Inflammatory bowel diseases are associated with dysregulated immune responses in the intestinal tissue. Four molecularly identified macrophage subsets control immune homeostasis in healthy gut. However, the specific roles and transcriptomic profiles of the phenotypically heterogeneous CD14⁺ macrophage-like population in inflamed gut remain to be investigated in Crohn’s disease (CD). Here we identified two phenotypically, morphologically and functionally distinct colonic HLADR⁺SIRPα⁺CD14⁺ subpopulations that were further characterized using single-cell RNA-sequencing (scRNAseq) in CD. Frequencies of CD64^hiCD163^−/dim cells selectively augmented in inflamed colon and correlated with endoscopic score of disease severity. IL-1β and IL-23-producing CD64^hiCD163^−/dim cells predominated over TNF-α-producing CD64^hiCD163^hi cells in lesions. Purified “inflammatory monocyte-like” CD163⁻, but not “macrophage-like” CD163^hi cells, through IL-1β, promoted Th17/Th1 but not Th1 responses in tissue memory CD4⁺T cells. Unsupervised scRNAseq analysis that captures the entire HLADR⁺SIRPα⁺ population revealed six clusters, two of which were enriched in either CD163⁻ or CD163^hi cells, and best defined by TREM1/FCAR/FCN1/IL1RN or CD209/MERTK/MRCI/CD163L1 genes, respectively. Selected newly identified discriminating markers were used beyond CD163 to isolate cells that shared pro-Th17/Th1 function with CD163⁻ cells. In conclusion, a molecularly distinct pro-inflammatory CD14⁺ subpopulation accumulates in inflamed colon, drives intestinal inflammatory T-cell responses, and thus, might contribute to CD disease severity.

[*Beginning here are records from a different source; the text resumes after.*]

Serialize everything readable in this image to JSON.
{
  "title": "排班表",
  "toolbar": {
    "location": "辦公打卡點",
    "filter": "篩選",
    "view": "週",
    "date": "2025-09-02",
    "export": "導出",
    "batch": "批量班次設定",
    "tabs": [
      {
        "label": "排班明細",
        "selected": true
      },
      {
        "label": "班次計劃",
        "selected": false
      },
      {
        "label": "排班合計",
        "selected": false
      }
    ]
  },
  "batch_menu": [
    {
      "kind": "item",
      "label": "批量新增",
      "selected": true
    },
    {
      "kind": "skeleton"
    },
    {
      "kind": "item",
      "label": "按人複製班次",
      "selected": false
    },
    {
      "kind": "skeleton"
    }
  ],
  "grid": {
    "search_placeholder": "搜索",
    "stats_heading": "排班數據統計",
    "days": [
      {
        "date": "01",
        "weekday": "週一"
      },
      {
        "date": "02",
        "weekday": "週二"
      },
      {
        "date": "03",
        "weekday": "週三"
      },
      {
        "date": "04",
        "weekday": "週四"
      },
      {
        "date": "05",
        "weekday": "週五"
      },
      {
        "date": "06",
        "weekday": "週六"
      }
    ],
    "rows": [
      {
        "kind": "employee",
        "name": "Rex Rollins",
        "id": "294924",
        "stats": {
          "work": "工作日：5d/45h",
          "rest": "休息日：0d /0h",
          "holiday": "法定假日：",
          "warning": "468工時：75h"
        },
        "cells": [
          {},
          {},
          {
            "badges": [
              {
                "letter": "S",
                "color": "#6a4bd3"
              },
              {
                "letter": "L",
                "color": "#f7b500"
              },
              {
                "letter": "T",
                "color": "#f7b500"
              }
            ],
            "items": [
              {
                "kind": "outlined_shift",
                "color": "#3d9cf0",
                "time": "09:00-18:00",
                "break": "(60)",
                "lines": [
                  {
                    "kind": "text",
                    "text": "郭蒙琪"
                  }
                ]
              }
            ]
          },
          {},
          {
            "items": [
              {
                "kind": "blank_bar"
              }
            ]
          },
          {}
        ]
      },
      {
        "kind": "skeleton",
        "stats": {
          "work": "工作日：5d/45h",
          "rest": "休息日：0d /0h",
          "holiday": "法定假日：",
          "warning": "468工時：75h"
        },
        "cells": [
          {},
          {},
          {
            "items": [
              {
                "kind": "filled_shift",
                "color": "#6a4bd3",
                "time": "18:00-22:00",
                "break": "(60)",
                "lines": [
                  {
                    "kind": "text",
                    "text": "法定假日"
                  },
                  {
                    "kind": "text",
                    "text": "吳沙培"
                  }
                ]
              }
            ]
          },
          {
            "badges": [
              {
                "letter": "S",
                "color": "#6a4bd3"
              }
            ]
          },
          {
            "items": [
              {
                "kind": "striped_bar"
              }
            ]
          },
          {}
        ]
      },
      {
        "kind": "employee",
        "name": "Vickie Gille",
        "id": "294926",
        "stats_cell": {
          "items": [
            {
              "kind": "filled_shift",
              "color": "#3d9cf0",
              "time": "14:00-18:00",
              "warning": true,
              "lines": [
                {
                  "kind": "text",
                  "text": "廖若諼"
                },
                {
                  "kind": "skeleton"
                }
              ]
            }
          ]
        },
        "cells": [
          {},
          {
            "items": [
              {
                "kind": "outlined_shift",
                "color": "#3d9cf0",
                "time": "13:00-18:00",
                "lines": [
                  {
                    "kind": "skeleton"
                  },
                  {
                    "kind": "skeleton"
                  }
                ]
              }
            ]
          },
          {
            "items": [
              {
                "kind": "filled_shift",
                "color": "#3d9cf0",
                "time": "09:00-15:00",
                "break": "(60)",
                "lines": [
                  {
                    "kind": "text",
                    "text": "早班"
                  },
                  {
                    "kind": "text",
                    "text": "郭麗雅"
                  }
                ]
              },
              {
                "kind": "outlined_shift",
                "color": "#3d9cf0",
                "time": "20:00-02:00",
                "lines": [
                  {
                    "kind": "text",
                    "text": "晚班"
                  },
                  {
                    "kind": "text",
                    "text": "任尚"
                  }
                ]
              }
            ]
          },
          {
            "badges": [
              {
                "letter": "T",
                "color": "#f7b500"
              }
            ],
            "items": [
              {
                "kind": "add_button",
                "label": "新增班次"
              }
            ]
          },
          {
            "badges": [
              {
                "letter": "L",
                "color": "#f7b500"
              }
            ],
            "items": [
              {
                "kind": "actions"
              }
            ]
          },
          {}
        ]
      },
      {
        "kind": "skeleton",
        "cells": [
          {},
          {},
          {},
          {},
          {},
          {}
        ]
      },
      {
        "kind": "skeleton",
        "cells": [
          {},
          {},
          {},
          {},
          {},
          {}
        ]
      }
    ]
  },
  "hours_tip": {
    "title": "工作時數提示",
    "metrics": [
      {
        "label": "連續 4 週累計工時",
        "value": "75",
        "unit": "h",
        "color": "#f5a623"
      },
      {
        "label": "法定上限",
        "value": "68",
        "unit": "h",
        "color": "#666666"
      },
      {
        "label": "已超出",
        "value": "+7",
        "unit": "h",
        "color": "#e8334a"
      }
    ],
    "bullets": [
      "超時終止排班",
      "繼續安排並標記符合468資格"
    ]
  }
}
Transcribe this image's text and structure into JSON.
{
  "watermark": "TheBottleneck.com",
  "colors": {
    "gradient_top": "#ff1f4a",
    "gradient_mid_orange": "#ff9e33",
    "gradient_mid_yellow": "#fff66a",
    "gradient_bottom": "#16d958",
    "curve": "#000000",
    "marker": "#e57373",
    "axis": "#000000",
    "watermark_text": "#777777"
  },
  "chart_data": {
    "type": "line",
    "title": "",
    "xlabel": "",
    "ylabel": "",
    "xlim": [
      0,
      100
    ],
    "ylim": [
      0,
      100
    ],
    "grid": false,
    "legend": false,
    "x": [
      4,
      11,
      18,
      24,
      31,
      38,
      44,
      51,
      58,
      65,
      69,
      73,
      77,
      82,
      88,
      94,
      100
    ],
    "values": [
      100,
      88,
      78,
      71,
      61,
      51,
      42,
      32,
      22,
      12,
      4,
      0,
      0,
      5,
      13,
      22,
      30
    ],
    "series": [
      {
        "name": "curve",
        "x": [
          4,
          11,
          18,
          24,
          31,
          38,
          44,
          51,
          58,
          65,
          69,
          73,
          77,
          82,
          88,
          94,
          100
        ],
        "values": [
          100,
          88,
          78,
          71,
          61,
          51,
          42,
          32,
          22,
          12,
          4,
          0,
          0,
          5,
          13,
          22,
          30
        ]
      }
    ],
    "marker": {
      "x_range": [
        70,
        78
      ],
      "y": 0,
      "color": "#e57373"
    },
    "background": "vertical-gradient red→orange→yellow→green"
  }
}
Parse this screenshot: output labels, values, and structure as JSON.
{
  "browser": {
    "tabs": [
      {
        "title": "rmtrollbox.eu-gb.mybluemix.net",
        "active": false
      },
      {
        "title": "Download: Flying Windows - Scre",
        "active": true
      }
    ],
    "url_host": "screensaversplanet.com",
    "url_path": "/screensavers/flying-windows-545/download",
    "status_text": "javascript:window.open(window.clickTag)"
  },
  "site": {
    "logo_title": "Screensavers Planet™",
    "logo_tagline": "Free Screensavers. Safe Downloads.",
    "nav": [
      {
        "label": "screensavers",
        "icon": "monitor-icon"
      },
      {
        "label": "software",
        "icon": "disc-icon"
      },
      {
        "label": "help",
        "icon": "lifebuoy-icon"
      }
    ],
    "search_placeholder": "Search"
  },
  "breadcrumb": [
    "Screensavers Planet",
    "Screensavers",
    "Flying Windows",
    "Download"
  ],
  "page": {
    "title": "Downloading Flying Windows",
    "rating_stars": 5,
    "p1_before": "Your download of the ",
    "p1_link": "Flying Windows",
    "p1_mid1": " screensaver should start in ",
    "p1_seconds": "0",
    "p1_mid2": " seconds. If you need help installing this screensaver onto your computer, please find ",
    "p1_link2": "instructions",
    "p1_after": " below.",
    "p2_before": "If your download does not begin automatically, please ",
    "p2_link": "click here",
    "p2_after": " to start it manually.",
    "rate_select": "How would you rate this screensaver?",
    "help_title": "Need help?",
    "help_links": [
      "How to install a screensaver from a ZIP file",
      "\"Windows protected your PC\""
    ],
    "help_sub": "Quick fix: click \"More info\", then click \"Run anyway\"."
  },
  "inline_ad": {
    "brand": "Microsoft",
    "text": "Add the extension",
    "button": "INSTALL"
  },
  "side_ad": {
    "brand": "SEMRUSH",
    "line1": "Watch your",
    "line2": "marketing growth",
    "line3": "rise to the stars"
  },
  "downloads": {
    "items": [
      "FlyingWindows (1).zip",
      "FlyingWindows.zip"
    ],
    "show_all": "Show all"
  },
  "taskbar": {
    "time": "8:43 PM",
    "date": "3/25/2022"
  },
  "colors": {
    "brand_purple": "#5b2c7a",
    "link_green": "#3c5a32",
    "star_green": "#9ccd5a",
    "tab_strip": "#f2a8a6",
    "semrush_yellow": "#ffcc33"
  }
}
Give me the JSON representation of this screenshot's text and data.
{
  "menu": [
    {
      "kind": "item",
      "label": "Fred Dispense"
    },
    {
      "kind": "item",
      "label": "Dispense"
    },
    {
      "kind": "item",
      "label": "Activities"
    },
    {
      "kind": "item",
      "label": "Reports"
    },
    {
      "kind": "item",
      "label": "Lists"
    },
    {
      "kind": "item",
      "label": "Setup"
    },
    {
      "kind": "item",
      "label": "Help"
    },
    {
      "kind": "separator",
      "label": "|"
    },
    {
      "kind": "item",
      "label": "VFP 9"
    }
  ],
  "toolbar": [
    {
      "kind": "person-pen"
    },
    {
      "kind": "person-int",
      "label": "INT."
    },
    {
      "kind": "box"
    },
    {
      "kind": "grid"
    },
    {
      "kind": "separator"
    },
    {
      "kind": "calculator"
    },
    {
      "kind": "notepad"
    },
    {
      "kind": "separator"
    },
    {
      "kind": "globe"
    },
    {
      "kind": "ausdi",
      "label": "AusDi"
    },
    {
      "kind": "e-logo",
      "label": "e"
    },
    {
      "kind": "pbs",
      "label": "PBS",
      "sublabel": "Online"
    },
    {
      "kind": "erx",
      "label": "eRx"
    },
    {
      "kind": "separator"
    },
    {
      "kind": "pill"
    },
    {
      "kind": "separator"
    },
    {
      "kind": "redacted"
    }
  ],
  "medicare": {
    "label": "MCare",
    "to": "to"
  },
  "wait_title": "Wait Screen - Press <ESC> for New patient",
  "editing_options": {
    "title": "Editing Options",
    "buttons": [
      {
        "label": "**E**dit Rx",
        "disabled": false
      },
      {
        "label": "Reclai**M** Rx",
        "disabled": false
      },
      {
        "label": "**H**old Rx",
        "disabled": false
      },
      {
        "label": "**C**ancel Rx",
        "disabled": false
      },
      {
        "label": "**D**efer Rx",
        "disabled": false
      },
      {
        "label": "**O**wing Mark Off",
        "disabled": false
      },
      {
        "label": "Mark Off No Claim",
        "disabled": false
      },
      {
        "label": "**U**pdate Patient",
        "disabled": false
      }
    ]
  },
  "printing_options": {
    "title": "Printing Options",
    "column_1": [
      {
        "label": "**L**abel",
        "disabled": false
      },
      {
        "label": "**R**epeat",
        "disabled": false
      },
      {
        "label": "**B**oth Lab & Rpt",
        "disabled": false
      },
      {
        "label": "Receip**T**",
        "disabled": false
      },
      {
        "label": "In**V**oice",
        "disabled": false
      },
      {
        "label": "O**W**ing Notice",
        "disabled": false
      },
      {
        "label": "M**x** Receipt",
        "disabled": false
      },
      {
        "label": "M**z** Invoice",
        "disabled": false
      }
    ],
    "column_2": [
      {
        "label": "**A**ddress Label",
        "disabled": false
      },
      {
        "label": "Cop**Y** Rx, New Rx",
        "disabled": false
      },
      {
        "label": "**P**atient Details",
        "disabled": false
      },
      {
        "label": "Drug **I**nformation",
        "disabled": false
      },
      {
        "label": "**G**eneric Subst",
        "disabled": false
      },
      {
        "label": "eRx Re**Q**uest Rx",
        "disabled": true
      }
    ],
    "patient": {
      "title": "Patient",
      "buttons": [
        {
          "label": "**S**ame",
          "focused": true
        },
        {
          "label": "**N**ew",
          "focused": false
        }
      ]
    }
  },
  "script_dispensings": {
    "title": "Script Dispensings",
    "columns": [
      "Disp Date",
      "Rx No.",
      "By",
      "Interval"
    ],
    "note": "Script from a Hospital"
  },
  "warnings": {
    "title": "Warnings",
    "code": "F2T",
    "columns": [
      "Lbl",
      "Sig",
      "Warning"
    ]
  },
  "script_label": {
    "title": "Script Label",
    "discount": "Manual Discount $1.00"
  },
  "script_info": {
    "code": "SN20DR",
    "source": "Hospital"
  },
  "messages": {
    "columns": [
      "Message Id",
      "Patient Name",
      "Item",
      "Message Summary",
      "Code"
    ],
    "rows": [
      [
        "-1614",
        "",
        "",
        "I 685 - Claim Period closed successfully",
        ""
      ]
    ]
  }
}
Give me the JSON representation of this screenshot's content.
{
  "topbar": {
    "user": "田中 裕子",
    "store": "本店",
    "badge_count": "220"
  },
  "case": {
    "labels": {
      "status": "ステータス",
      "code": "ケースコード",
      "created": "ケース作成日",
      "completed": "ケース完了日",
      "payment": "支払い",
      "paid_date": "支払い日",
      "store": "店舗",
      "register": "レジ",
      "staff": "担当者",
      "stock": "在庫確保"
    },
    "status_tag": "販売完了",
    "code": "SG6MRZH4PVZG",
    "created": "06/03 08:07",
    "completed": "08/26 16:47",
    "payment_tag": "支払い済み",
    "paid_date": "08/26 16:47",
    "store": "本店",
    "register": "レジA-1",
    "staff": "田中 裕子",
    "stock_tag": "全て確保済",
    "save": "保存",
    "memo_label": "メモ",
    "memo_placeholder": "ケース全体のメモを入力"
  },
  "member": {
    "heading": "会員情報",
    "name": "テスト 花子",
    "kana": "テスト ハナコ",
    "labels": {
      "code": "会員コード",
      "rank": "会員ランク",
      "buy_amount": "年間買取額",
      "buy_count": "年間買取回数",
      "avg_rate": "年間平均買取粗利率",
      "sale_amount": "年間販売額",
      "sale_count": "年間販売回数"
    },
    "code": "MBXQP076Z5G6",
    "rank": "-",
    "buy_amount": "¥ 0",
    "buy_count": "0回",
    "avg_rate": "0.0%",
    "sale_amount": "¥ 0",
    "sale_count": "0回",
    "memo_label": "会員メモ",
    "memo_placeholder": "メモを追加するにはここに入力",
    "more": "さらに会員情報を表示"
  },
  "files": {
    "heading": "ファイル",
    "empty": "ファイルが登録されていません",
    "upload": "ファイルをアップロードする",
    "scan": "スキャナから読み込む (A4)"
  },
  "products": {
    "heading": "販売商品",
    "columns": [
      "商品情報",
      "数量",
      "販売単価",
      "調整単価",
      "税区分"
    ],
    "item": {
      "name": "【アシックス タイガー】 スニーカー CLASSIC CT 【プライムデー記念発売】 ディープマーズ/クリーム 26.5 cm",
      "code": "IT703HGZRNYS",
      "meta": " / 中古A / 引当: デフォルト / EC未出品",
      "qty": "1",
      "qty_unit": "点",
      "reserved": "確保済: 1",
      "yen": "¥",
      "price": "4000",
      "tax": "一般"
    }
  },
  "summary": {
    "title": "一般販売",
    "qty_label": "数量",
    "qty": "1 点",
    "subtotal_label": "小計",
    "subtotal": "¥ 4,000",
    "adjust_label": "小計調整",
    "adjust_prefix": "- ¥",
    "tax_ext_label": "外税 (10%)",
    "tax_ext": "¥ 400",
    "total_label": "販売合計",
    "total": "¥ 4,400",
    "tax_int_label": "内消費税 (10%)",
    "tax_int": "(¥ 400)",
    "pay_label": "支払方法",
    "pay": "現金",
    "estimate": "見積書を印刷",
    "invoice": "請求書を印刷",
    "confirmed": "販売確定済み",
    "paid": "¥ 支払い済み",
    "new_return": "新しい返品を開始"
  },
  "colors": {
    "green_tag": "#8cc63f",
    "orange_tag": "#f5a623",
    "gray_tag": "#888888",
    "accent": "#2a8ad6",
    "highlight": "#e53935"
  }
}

炎症性肠病与肠道组织中免疫反应失调有关。四种分子鉴定的巨噬细胞亚群控制着健康肠道的免疫稳态。然而，在克罗恩病 (CD) 中，炎症肠道中表型异质性 CD14 ^{+巨噬细胞样群体的具体作用和转录组学特征仍有待研究。}在这里，我们确定了两个表型、形态和功能不同的结肠HLADR ⁺ SIRPα ⁺ CD14 ⁺亚群，使用 CD 中的单细胞 RNA 测序 (scRNAseq) 进一步表征。CD64 ^hi CD163 ^{−/dim的频率}细胞在发炎的结肠中选择性增加，并与疾病严重程度的内窥镜评分相关。病变中产生IL-1β 和 IL-23 的 CD64 ^hi CD163 ^-/dim细胞优于产生 TNF-α 的 CD64 ^hi CD163 ^hi细胞。纯化的“炎性单核细胞样”CD163 ^-而不是“巨噬细胞样”CD163 ^hi细胞，通过 IL-1β，促进组织记忆 CD4 ⁺ T 细胞中的 Th17/Th1 而不是 Th1 反应。^{捕获整个 HLADR +} SIRPα ⁺群体的无监督 scRNAseq 分析揭示了六个簇，其中两个富含 CD163 ^-或 CD163 ^hi细胞，最好分别由TREM1/FCAR/FCN1/IL1RN或CD209/MERTK/MRCI/CD163L1基因定义。选定的新鉴定的鉴别标记用于 CD163 以外的细胞，以分离与 CD163 ^-细胞共享 pro-Th17/Th1 功能的细胞。总之，分子上不同的促炎性 CD14 ⁺亚群在发炎的结肠中积聚，驱动肠道炎症性 T 细胞反应，因此可能导致 CD 疾病的严重程度。